In Stump Sound, people gather oysters by hand or plunge “pick-up tongs” into the water — as if they were trying to grab a giant salad. On a good day, each bushel of Stumps takes about an hour to gather; the catch is limited to five bushels a day. That’s not a lot, considering the burgeoning demand for Stumps over other oysters, Huie says. “I’ve got people who drive 100 miles to buy them.”
• • •
As a child, before a single house stood on Topsail Island, Huie collected Stumps from his family’s oyster garden — an area of the sound where families, over generations, “plant” and tend sea life. “I still have a piece of bottom where I add my oysters, shells, and spats” — baby oysters — Huie says.

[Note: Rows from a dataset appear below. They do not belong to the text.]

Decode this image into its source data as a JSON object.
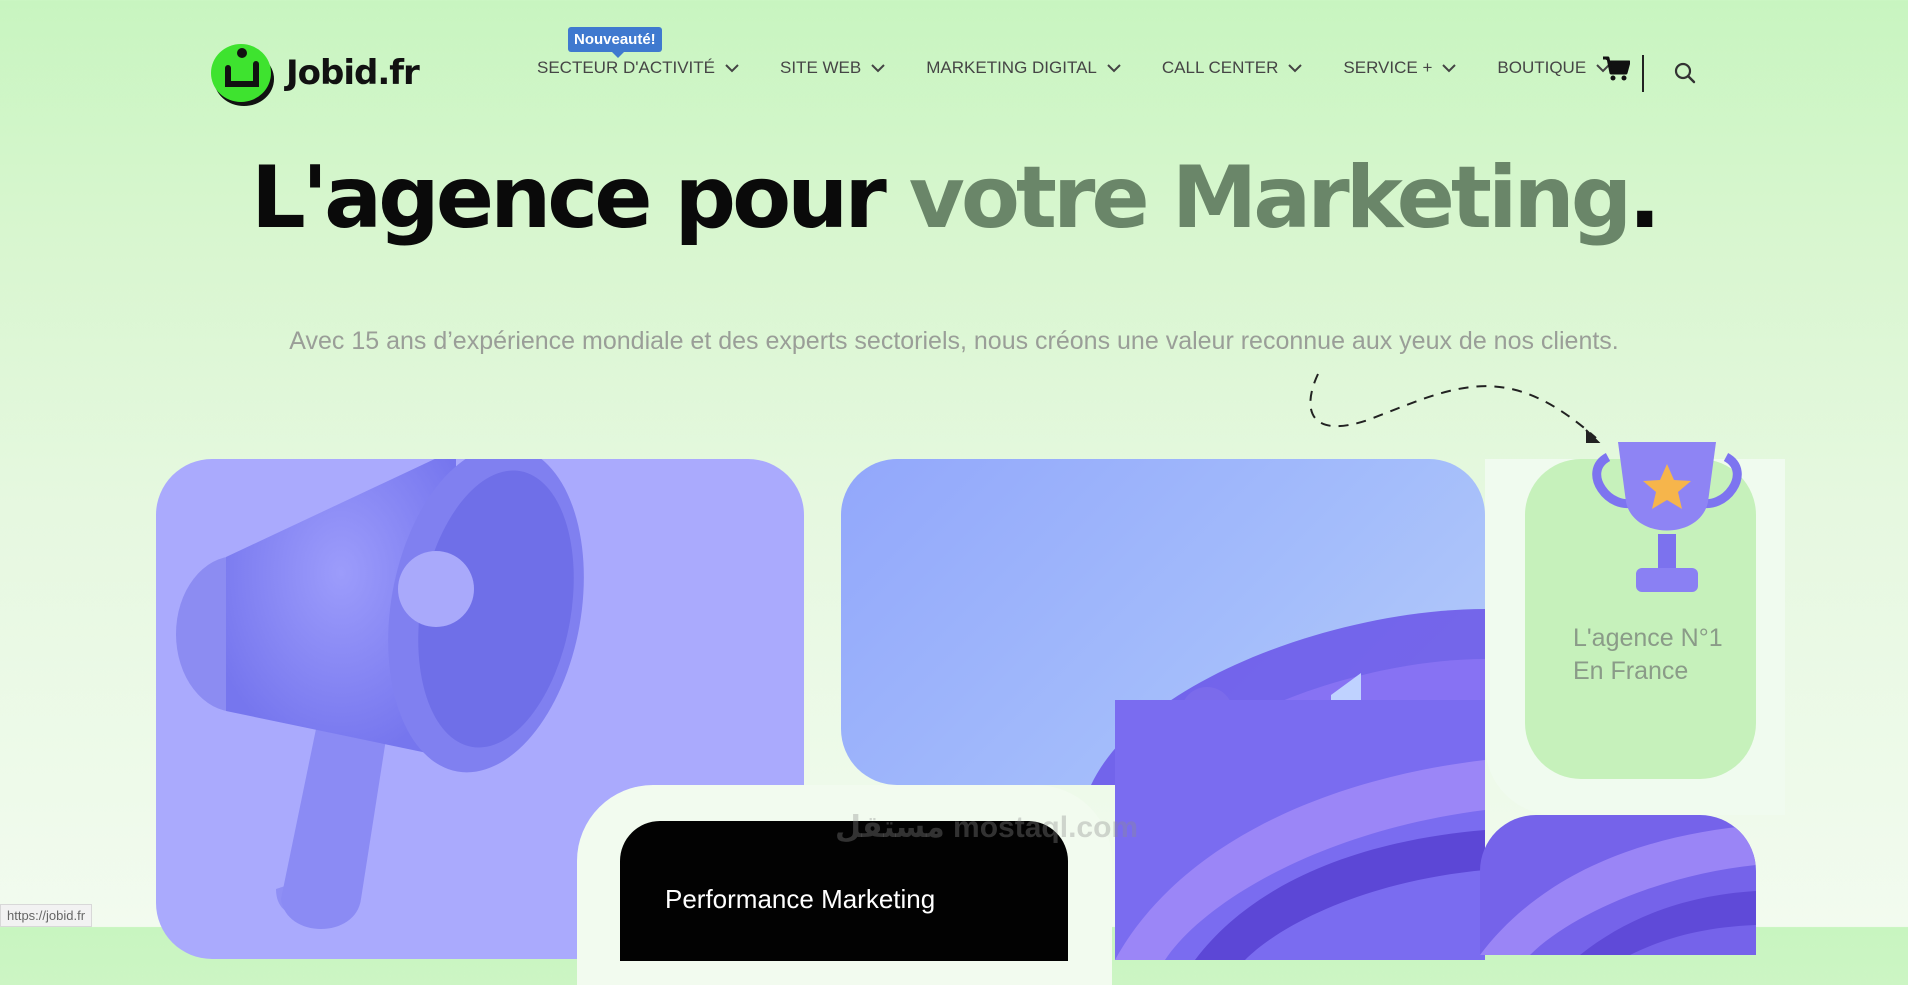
{
  "brand": {
    "name": "Jobid.fr"
  },
  "nav": {
    "badge": "Nouveauté!",
    "items": [
      {
        "label": "SECTEUR D'ACTIVITÉ"
      },
      {
        "label": "SITE WEB"
      },
      {
        "label": "MARKETING DIGITAL"
      },
      {
        "label": "CALL CENTER"
      },
      {
        "label": "SERVICE +"
      },
      {
        "label": "BOUTIQUE"
      }
    ],
    "cart_icon": "cart-icon",
    "search_icon": "search-icon"
  },
  "hero": {
    "title_dark": "L'agence pour ",
    "title_accent": "votre Marketing",
    "title_dot": ".",
    "subtitle": "Avec 15 ans d’expérience mondiale et des experts sectoriels, nous créons une valeur reconnue aux yeux de nos clients."
  },
  "cards": {
    "trophy_text": "L'agence N°1 En France",
    "black_card_text": "Performance Marketing"
  },
  "status_url": "https://jobid.fr",
  "watermark": "مستقل mostaql.com",
  "colors": {
    "background": "#c8f5c0",
    "accent_text": "#6a8669",
    "badge": "#3f79cf",
    "logo_green": "#3ee32f",
    "card_purple": "#aaaafd",
    "card_blue": "#92a7fb",
    "card_green": "#c6f1bb"
  }
}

But the mainland’s rural character is changing. “The sound’s water quality is threatened by storm-water runoff that occurs when the landscape is hardened by development,” Miller says. These days, the sound is closed more frequently because it becomes polluted after heavy rain.
Under these threats, Stump Sound needs its oysters to keep it alive. One adult oyster can filter the impurities from up to 50 gallons of water a day. Their rocky shells provide homes and hiding places for plants and animals, like shrimp and young fish. The unadorned Stump doesn’t care if it’s misunderstood. It’s growing diamonds.